The economic impact is tangible. The state now issues a couple of hundred tags for elk hunting each year, and a small market has developed — elk sightseeing tours, elk hunting guides — that adds about $5 million to local economies, according to the state fish and wildlife department.
The elk industry will not come close to replacing what was lost when coal left, but “coal business will not be back,” said Rodney Gardner, a naturalist at Jenny Wiley State Resort Park in Floyd County.

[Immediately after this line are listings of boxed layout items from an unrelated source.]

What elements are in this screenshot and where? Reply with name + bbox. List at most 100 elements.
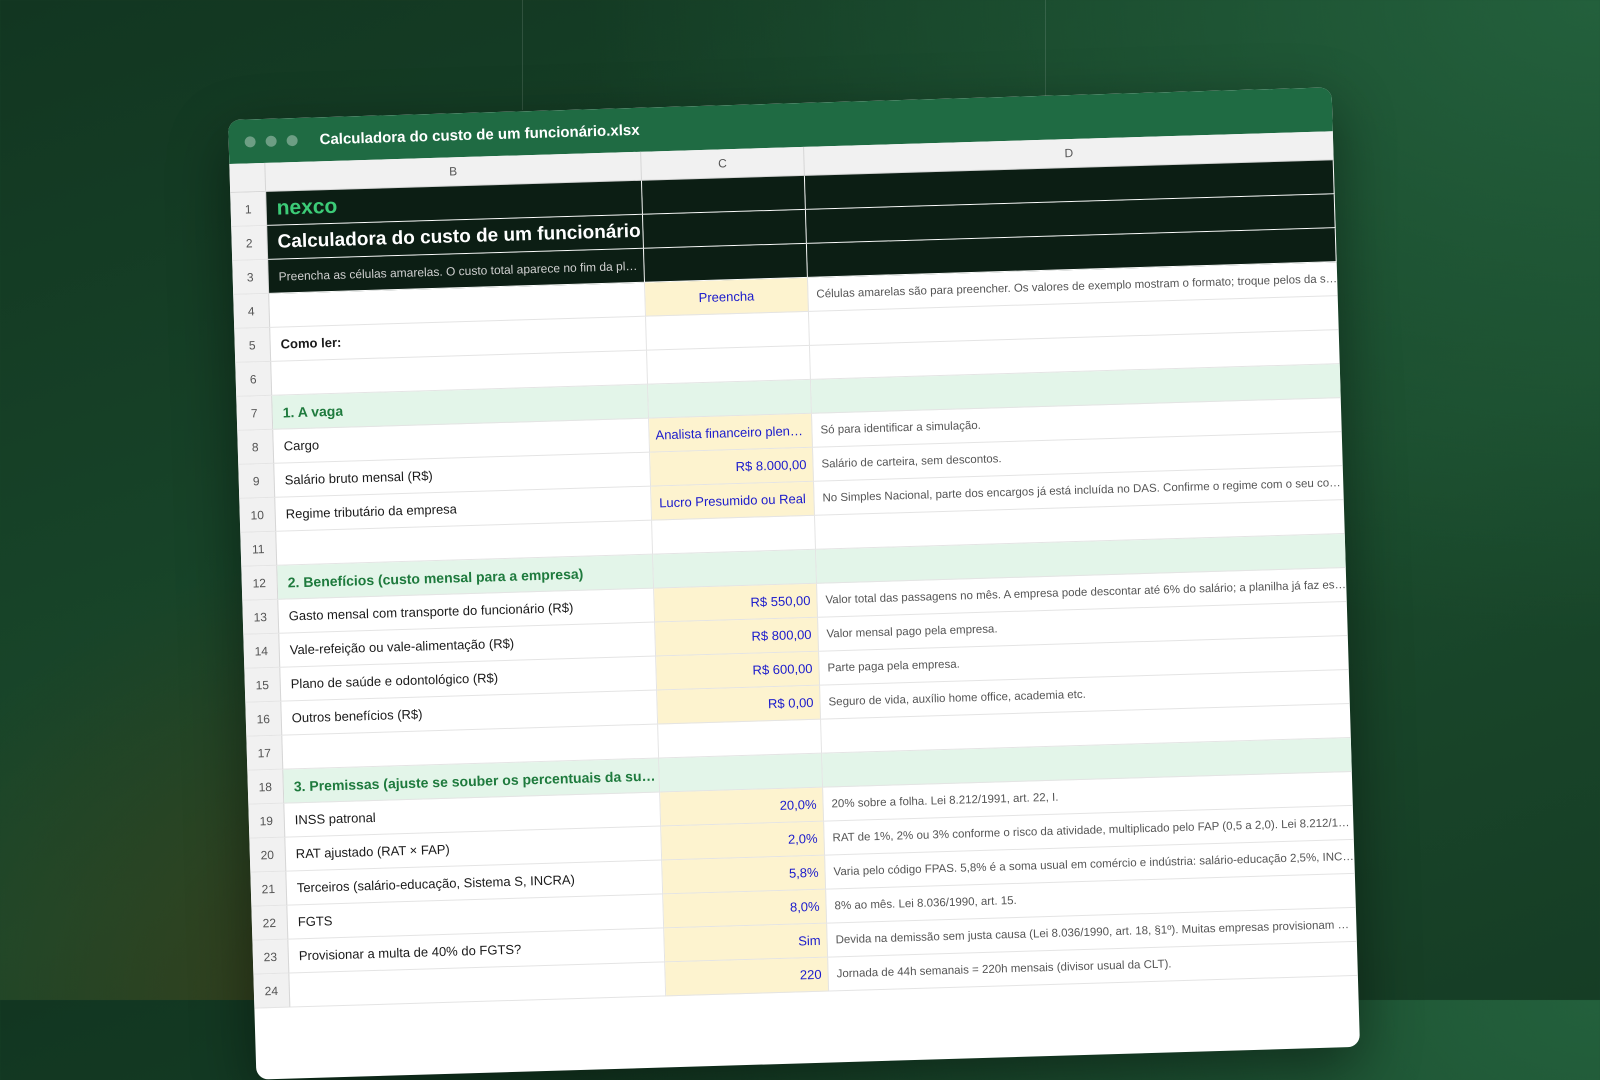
cell-c22[interactable]: 8,0%	[663, 889, 828, 929]
input-value: R$ 800,00	[751, 626, 812, 644]
cell-c18[interactable]	[659, 753, 824, 793]
cell-note: Só para identificar a simulação.	[820, 419, 982, 437]
row-number[interactable]: 3	[232, 259, 270, 295]
section-title: 3. Premissas (ajuste se souber os percen…	[293, 767, 659, 794]
cell-note: Parte paga pela empresa.	[827, 658, 960, 674]
row-number[interactable]: 24	[253, 973, 291, 1009]
row-number[interactable]: 21	[250, 871, 288, 907]
spreadsheet-window: Calculadora do custo de um funcionário.x…	[228, 87, 1360, 1080]
cell-c8[interactable]: Analista financeiro pleno (exemplo)	[649, 413, 813, 453]
cell-c6[interactable]	[647, 345, 811, 385]
cell-c24[interactable]: 220	[665, 957, 830, 997]
cell-c17[interactable]	[658, 719, 823, 759]
cell-c20[interactable]: 2,0%	[661, 821, 826, 861]
section-title: 1. A vaga	[282, 402, 344, 421]
cell-note: Devida na demissão sem justa causa (Lei …	[835, 918, 1357, 946]
input-value: 2,0%	[787, 830, 818, 847]
column-header-c[interactable]: C	[641, 146, 805, 180]
cell-c15[interactable]: R$ 600,00	[656, 651, 821, 691]
row-number[interactable]: 15	[244, 667, 282, 703]
field-label: Terceiros (salário-educação, Sistema S, …	[296, 872, 576, 896]
field-label: Cargo	[283, 437, 320, 454]
field-label: Provisionar a multa de 40% do FGTS?	[298, 941, 522, 964]
cell-note: Seguro de vida, auxílio home office, aca…	[828, 688, 1087, 708]
input-value: R$ 600,00	[752, 660, 813, 678]
cell-c1[interactable]	[641, 175, 806, 215]
cell-note: 8% ao mês. Lei 8.036/1990, art. 15.	[834, 894, 1017, 912]
cell-c13[interactable]: R$ 550,00	[654, 583, 819, 623]
row-number[interactable]: 7	[236, 395, 274, 431]
background-line	[522, 0, 523, 110]
row-number[interactable]: 14	[243, 633, 281, 669]
legend-fill-label: Preencha	[698, 288, 755, 306]
row-number[interactable]: 20	[249, 837, 287, 873]
input-value: 5,8%	[788, 864, 819, 881]
sheet-subtitle: Preencha as células amarelas. O custo to…	[278, 258, 644, 284]
cell-c5[interactable]	[646, 311, 810, 351]
row-number[interactable]: 5	[234, 327, 272, 363]
window-title: Calculadora do custo de um funcionário.x…	[319, 121, 640, 148]
brand-logo-text: nexco	[276, 194, 338, 220]
cell-note: RAT de 1%, 2% ou 3% conforme o risco da …	[832, 816, 1354, 844]
field-label: FGTS	[297, 913, 333, 930]
input-value: 220	[799, 966, 822, 983]
row-number[interactable]: 2	[231, 225, 269, 261]
row-number[interactable]: 23	[252, 939, 290, 975]
how-to-read-label: Como ler:	[280, 334, 342, 352]
row-number[interactable]: 9	[238, 463, 276, 499]
input-value: R$ 0,00	[767, 694, 814, 712]
input-value: Analista financeiro pleno (exemplo)	[655, 423, 806, 443]
row-number[interactable]: 8	[237, 429, 275, 465]
input-value: Lucro Presumido ou Real	[658, 491, 807, 511]
row-number[interactable]: 13	[242, 599, 280, 635]
row-number[interactable]: 6	[235, 361, 273, 397]
minimize-window-dot[interactable]	[265, 135, 277, 147]
cell-note: Varia pelo código FPAS. 5,8% é a soma us…	[833, 850, 1355, 878]
cell-note: Células amarelas são para preencher. Os …	[816, 272, 1338, 301]
cell-c7[interactable]	[648, 379, 812, 419]
cell-c4[interactable]: Preencha	[645, 277, 809, 317]
sheet-grid: 1 nexco 2 Calculadora do custo de um fun…	[230, 160, 1358, 1009]
field-label: Gasto mensal com transporte do funcionár…	[288, 599, 574, 624]
row-number[interactable]: 4	[233, 293, 271, 329]
section-title: 2. Benefícios (custo mensal para a empre…	[287, 565, 584, 590]
field-label: INSS patronal	[294, 809, 376, 828]
cell-c12[interactable]	[653, 549, 818, 589]
row-number[interactable]: 1	[230, 191, 268, 227]
cell-c16[interactable]: R$ 0,00	[657, 685, 822, 725]
background-line	[1045, 0, 1046, 110]
row-number[interactable]: 12	[241, 565, 279, 601]
cell-c19[interactable]: 20,0%	[660, 787, 825, 827]
row-number[interactable]: 17	[246, 735, 284, 771]
sheet-title: Calculadora do custo de um funcionário	[277, 220, 641, 253]
input-value: 20,0%	[779, 796, 817, 813]
row-number[interactable]: 11	[240, 531, 278, 567]
field-label: RAT ajustado (RAT × FAP)	[295, 841, 450, 862]
input-value: Sim	[797, 932, 821, 949]
cell-c2[interactable]	[642, 209, 807, 249]
cell-c3[interactable]	[644, 243, 808, 283]
row-number[interactable]: 16	[245, 701, 283, 737]
cell-c14[interactable]: R$ 800,00	[655, 617, 820, 657]
cell-note: Jornada de 44h semanais = 220h mensais (…	[836, 957, 1172, 980]
cell-note: Salário de carteira, sem descontos.	[821, 452, 1002, 471]
field-label: Regime tributário da empresa	[285, 501, 458, 522]
cell-note: No Simples Nacional, parte dos encargos …	[822, 476, 1344, 505]
field-label: Salário bruto mensal (R$)	[284, 468, 433, 488]
row-number[interactable]: 22	[251, 905, 289, 941]
row-number[interactable]: 19	[248, 803, 286, 839]
row-number[interactable]: 18	[247, 769, 285, 805]
cell-note: Valor total das passagens no mês. A empr…	[825, 578, 1347, 606]
cell-c21[interactable]: 5,8%	[662, 855, 827, 895]
field-label: Outros benefícios (R$)	[291, 706, 423, 726]
cell-c10[interactable]: Lucro Presumido ou Real	[651, 481, 815, 521]
close-window-dot[interactable]	[244, 135, 256, 148]
input-value: 8,0%	[789, 898, 820, 915]
select-all-corner[interactable]	[229, 162, 267, 192]
cell-c9[interactable]: R$ 8.000,00	[650, 447, 814, 487]
cell-note: Valor mensal pago pela empresa.	[826, 622, 998, 640]
row-number[interactable]: 10	[239, 497, 277, 533]
cell-c11[interactable]	[652, 515, 817, 555]
cell-c23[interactable]: Sim	[664, 923, 829, 963]
zoom-window-dot[interactable]	[286, 134, 298, 146]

Gardner, 47, who grew up nearby, leads elk tours on the mine where his father once worked; it was reclaimed in 1986. One morning in March, as the sun peeked over the mountain, Gardner halted his bus beside a group of animals, each about 5 feet tall, with brown fur coats and bushy tails hugging their rumps. The seven passengers on board slid to the windows to get a better look, pulling out their phones and snapping pictures.
Half a century ago, this grassy plateau was an open coal mine. Half a century before that, it was a mountain peak; a sharp eye can still make out the hint of the valley that has since been filled. Shrubs and trees — pines, sycamores, trees of heaven — have sprung up, as well as a regional detention center and a small airport.
Boone’s Ridge has a similar history, and is also filled with elk. As Ledford drove his pickup, he leaned forward, thinking he spotted a couple, then relaxed at the sight of what he called “elk rocks,” the big chunks of sandstone or limestone left over from when the land was being mined.
“Some of these rocks look like elk and they fool you, and it gets annoying when the same darn rock fools you 30 times,” he said.
Ten minutes later, he pointed out a herd of 20 elk loping through a dip in the plateau. The animals kicked their legs back sharply as they ran, their heads still, looking straight ahead. A bull paused where the grassland became mountain, his horns thrown in sharp relief by the sun. He stood there, still and proud as the stone ridge behind him, then bolted off out of sight.